Bonding off a Private Mechanic’s Lien In Kentucky

In my previous post, I discussed the basics of filing a private mechanic’s lien in Kentucky. Today, the subject will turn to the release of a private mechanic’s lien by execution of a bond. Execution of a bond for release of lien (the “Bond”) provides the owner of property against which a mechanic’s lien has been asserted, or the contractor who contracted with the owner for the provision of labor and/or materials for improvement of the property, an avenue of relief whereby the owner or contractor can have a mechanic’s lien filed against the property released. Utilization of a Bond is particularly helpful when a dispute arises regarding the validity of an asserted mechanic’s lien.

The assertion of a mechanic’s lien against a parcel of property has multiple negative consequences. For example, the lien creates an encumbrance against the property which must be removed or addressed before the property can be sold or refinanced. Furthermore, often times, the filing of a mechanic’s lien against the property constitutes a breach of the contractor’s contract with the property owner. An owner who discovers a lien against the property may, among other things, terminate the contractor’s contract and/or seek damages for the contractor’s breach. Moreover, due to the fact that a lien claimant has up to twelve (12) months from the date of filing of the mechanic’s lien to bring an action enforcing said mechanic’s lien, assertion of a mechanic’s lien can tie up the property for up to one (1) year without any action being taken to resolve the issues related to the subject lien.[1]

New home constructionFortunately, KRS 376.100 provides the owner and/or contractor with the ability to have any mechanic’s lien “bonded off” and the encumbrance removed. Specifically, at any time before a judgment is rendered enforcing the subject mechanic’s lien, the owner or contract (or other person in privity with the contractor) may execute before the county clerk in the county where the mechanic’s lien was filed a Bond for double the amount of the mechanic’s lien claimed with good sureties to be approved by the clerk.[2] The Bond shall require its obligors to satisfy any judgment that may be rendered in favor of the lien claimant.[3] Upon execution of the Bond, the mechanic’s lien is released.[4] Furthermore, in any action instituted by the lien claimant to enforce its mechanic’s lien, the lien claimant may make the obligors under the Bond parties to the action and, in so doing, any judgment recovered can be enforced against any or all of the Bond obligors.[5]

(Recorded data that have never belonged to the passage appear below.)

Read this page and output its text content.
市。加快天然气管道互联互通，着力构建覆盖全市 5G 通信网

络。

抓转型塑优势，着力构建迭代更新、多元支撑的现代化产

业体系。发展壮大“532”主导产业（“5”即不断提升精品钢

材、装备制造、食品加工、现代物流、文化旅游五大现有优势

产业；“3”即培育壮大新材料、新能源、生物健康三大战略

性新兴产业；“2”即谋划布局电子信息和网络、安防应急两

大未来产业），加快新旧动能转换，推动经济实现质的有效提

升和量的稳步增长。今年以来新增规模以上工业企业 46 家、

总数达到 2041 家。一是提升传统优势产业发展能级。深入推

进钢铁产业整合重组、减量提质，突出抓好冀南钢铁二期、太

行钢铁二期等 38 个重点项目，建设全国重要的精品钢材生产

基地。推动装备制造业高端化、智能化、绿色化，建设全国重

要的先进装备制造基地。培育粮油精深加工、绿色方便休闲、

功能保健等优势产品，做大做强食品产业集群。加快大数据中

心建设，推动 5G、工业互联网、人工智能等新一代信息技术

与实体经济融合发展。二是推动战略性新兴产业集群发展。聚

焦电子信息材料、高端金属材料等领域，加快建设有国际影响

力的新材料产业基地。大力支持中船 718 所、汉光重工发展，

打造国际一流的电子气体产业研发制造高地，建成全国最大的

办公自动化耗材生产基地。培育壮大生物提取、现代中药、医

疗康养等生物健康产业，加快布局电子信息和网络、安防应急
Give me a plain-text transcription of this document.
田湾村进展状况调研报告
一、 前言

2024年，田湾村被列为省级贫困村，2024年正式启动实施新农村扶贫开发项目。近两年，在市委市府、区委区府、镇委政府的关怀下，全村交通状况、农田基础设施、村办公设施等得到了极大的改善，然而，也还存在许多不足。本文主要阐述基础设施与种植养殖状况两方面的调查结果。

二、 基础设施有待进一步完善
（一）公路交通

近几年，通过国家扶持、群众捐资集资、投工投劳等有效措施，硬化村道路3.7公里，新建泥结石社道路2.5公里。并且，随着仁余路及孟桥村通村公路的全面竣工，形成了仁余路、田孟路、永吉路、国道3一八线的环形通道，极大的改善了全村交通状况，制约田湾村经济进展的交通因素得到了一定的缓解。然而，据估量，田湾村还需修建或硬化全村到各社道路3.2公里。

It is also important to note that the Bond is merely a substitute for the liened property.[6] The Bond transfers the mechanic’s lien from the property to the Bond.[7] The obligation of the bond does not extend beyond the obligation of the lien for which it was substituted.[8] In other words, the lien claimant has no greater rights under the Bond than it would have had against the property.[9] Moreover, in order for a Bond to be effective and enforceable by the lien claimant against the Bond obligors, the subject mechanic’s lien must be valid (i.e. properly perfected).[10] Otherwise, the lien claimant may not recover under the Bond.[11]

Bonds can be an extraordinarily helpful tool. They provide the owner and/or contractor the ability to keep the property unencumbered and, in the case of the contractor, the ability to cure a potential breach of contract with the owner (as many contracts require a contractor to keep the property free and clear of any encumbrances related to labor and/or materials being provided). Bonds further allow for the owner and/or contractor to keep the subject property from being tied up in lengthy litigation where the owner and/or contractor dispute the amount and/or validity of the mechanic’s lien. Bonds are an important means by which owners and contractors can protect their respective rights and interests in the property being improved.

For more information on the operation of mechanic’s liens or bonds on those liens, contact the attorneys at McBrayer, McGinnis, Leslie & Kirkland, PLLC.

BYatesBrendan Yates joined the Lexington office of the firm as an associate in 2002. Brendan is a member of the firm’s Litigation Department, where he focuses his practice on construction and real estate litigation, workers’ compensation defense litigation, insurance defense and commercial litigation. He has successfully defended his clients in state and federal courts, the Kentucky Court of Appeals, the Kentucky Supreme Court, and in administrative agency proceedings in Kentucky. He can be reached at byates@mmlk.com or (859) 231-8780, ext. 208.

This article is intended as a summary of state and federal law and does not constitute legal advice.

[1] See KRS 376.090.

[2] See KRS 376.100.

[3] Id.

[4] Id.

[5] Id.

[6] Gil Ruehl Mechanical, Inc. v. Hartford Fire Insurance Company, Ky.App., 164 S.W.3d 512, 514 (2004).

[7] Id.

[8] Jungbert v. Marret et al., Ky., 231 S.W.2d 84, 85 (1950).

[9] Id.

[10] Id.

[11] Gil Ruehl Mechanical, Inc., 164 S.W.3d at 514.